Um passado de expectativas
Tratando da história, é preciso ter em mente que a função de Duna não se limita apenas a adaptar o grande livro de ficção científica de Frank Herbert, mas também dar uma vida cinematográfica digna, que fuja do seu passado controverso. O projeto ambicioso e magnânimo de Duna do diretor chileno Alejandro Jodorowsky, nunca aceito pelas produtoras, guarda sequelas do que nunca foi, apesar de ter uma influência inegável na produção sci-fi moderna. Além disso, sua personificação no Duna (1984) de David Lynch teria sido melhor se não tivesse existido, sendo responsável por conceber uma imagem comicamente tosca de todo um projeto; no entanto, Denis Villeneuve parece – acertadamente – não estar preocupado com essas expectativas ociosas, e traça um caminho mais particularizado nisso tudo.

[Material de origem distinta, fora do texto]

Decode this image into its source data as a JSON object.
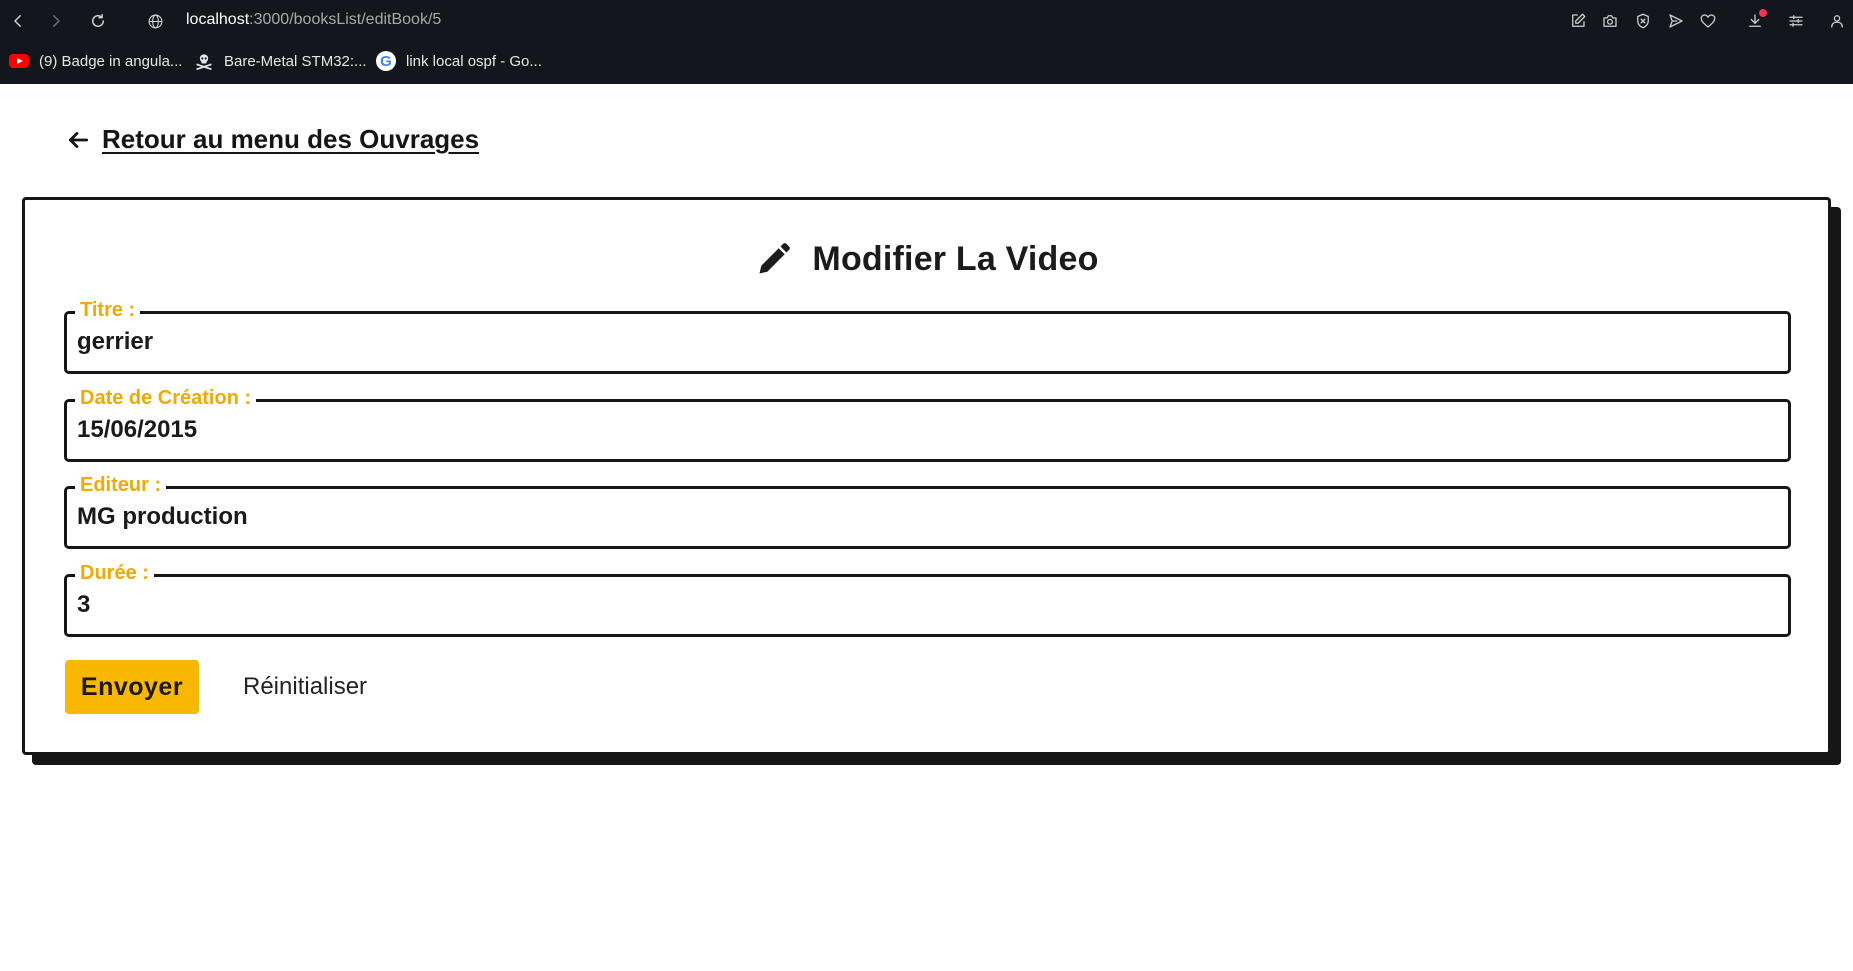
{
  "browser": {
    "url_host": "localhost",
    "url_path": ":3000/booksList/editBook/5",
    "bookmarks": [
      {
        "label": "(9) Badge in angula...",
        "icon": "youtube-icon"
      },
      {
        "label": "Bare-Metal STM32:...",
        "icon": "skull-crossbones-icon"
      },
      {
        "label": "link local ospf - Go...",
        "icon": "google-icon"
      }
    ],
    "colors": {
      "chrome_bg": "#14161d",
      "download_badge": "#ff2f4f"
    }
  },
  "page": {
    "back_link": "Retour au menu des Ouvrages",
    "form_title": "Modifier La Video",
    "title_icon": "pencil-icon",
    "fields": [
      {
        "label": "Titre :",
        "value": "gerrier"
      },
      {
        "label": "Date de Création :",
        "value": "15/06/2015"
      },
      {
        "label": "Editeur :",
        "value": "MG production"
      },
      {
        "label": "Durée :",
        "value": "3"
      }
    ],
    "submit_label": "Envoyer",
    "reset_label": "Réinitialiser",
    "colors": {
      "accent": "#f8b700",
      "label": "#f2a900",
      "border": "#161616"
    }
  }
}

O diretor, em suma, favorece a história, tornando-a passivelmente tragável mesmo a quem não tenha lido o livro original. Parece que os conflitos políticos são distribuídos de forma a não tomar espaço de certos aspectos mais profundos que, ao meu ver, dizem respeito às características intrínsecas de Paul. Seus sonhos e estados delirantes – a sua relação com a especiaria – são fundamentais ao nos puxar para o buraco escuro em que a trama se esconde. Esse equilíbrio entre a grandiosidade do vazio e a psyché de Paul se complementam, sem se esgotar nas cenas de ação meramente ilustrativas dos demais acontecimentos. Isso prova que, dentro de uma grande produção, Villeneuve soube priorizar a mesma assinatura presente em Arrival (2016) e Blade Runner 2049 (2017). Dessa forma, reafirma sua capacidade em elaborar grandes longas de ficção-científica sem se desfazer de suas propriedades mais sensíveis.
Duna faz um bom proveito visual do deserto dos Emirados Árabes e da Jordânia.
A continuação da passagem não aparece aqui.